The Philadelphia highway system can only be understood by examining the history of the city’s organization, boundaries, and growth. The city today is still grounded in William Penn’s original 17th century vision of a gridded street system extending from the Schuylkill River to the Delaware River, with a northern boundary at Vine Street, and a southern one at Cedar Street (Now South Street). Even though Penn’s grid still exists in some form, the city’s growth has not been contained within the original borders. As neighborhoods began to straddle streets like Vine and South, and expanded along the riverfront, the city’s so-called limits became much more ambiguous. When the city’s highway planning began after centuries of residential and commercial expansion, the planners had to work with the reality of a city constantly growing and redefining its social and geographic landscape.

Despite the existence of culturally vibrant neighborhoods beyond Penn’s original grid outline, the Philadelphia Highway System was planned to direct traffic and visitors into the Central Business District by building highways along the city’s original boundaries: the Delaware and Schuylkill Rivers as well as Vine Street and South Street. On paper, this plan probably seemed like an ideal way to efficiently and sensically organize the city around a newly revitalized center of life and commerce. But paper maps make it easy to forget about individual people, who, as these highway projects were rolled out, had their homes destroyed, their communities split up, and their sense of space and home redefined.

With “Walls, Valleys, Divisions”, I wanted to explore the implications of city planning as it is faced with the realities of urban life, where people often live in close proximity to each other. How can a neighborhood be defined on a local level when competing with reorganization and redefinition at the hands of the city’s bureaucracy? How can conceptual boundaries survive when faced with new and conflicting physical boundaries? How can utopia be dreamed on paper but face demise when it reaches the streets? These are the questions I wanted to explore through a multimedia presentation of a city that I myself am trying to learn more about. I spent a Sunday afternoon walking under and over the city’s central highway system, as well as along the South Street area, which survives today without the planned Crosstown Expressway running along its length. I documented my day-long journey with pictures and videos to assess how divisions are manifested physically and otherwise in response to the highways which were constructed about a half-century ago. This interactive map includes pictures and videos linked to specific points I visited during my walk, along with textual explanations of what I encountered and why it matters. I encourage readers to try to follow the same course that I walked, starting at Logan Square, continuing east along Vine Street until I-95, then traveling south along Front Street until turning back west on to South Street. Though each point has its own story to tell, together a rough narrative can be formed by the flow of my journey. The points highlighted in red have substantial textual accompaniment to photos or videos I captured, while green points have more simplified textual captions to the media.

Just like it’s easy to draw up plans for an urban landscape on paper in an office place, it’s easy to read maps and scholarly works at a desk or in a classroom, but in order to understand the interaction between physical boundaries and conceptual communities in a city, it’s important to experience the streets and highways personally and visually.

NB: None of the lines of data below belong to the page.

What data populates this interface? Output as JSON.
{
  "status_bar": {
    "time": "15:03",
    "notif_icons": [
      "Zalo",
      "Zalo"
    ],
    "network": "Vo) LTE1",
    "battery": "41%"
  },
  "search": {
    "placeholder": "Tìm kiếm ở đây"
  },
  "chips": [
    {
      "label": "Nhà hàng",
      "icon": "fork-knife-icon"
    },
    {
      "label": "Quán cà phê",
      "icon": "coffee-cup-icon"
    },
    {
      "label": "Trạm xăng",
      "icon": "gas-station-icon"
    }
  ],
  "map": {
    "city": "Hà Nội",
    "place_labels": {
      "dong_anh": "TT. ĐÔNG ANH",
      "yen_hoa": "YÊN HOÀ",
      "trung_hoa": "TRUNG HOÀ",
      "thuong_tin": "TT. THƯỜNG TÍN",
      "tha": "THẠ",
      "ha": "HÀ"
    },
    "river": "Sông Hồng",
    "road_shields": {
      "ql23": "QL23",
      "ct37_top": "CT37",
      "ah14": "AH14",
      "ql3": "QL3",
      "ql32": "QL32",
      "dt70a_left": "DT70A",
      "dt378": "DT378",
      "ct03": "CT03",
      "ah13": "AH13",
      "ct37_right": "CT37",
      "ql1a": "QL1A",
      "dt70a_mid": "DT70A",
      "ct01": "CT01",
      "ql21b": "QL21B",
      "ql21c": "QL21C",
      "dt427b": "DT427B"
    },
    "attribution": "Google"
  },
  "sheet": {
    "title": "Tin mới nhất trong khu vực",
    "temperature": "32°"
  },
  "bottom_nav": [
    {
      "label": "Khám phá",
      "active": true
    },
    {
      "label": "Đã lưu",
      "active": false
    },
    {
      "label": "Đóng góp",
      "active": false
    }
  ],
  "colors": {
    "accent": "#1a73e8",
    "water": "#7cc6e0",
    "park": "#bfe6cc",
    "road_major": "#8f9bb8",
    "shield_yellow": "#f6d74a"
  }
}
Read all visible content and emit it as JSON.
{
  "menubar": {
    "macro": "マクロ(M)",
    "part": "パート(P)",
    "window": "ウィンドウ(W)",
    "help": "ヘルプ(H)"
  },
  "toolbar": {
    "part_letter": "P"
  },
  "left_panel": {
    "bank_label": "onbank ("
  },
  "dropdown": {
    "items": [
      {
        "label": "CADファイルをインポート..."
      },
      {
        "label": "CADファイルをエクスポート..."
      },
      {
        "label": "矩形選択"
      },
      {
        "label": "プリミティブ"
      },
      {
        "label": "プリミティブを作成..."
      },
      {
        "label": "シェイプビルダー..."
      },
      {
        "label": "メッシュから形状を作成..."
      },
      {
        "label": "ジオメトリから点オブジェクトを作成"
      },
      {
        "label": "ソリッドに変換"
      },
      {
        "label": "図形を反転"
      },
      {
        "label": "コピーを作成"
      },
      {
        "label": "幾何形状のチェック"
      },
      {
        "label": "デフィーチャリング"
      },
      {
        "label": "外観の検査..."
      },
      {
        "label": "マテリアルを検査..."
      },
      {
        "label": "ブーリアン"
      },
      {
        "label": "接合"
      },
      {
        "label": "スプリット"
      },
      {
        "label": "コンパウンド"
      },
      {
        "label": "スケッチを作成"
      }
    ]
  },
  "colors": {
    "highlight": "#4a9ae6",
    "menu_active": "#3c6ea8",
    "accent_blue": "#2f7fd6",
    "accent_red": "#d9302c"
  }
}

The goal of “Walls, Valleys, Divisions” is to bring to life the separations and redefinitions that have taken place in and around Center City’s highway system. As you, the user, interact with the map in front of you, keep in mind that not even this project can fully characterize the lasting effect these infrastructural behemoths have on the city. I encourage you when you are personally experiencing Philadelphia or any complex urban environment to try to carry with you the questions I am trying to address. I ask you to consider this: is there a better way?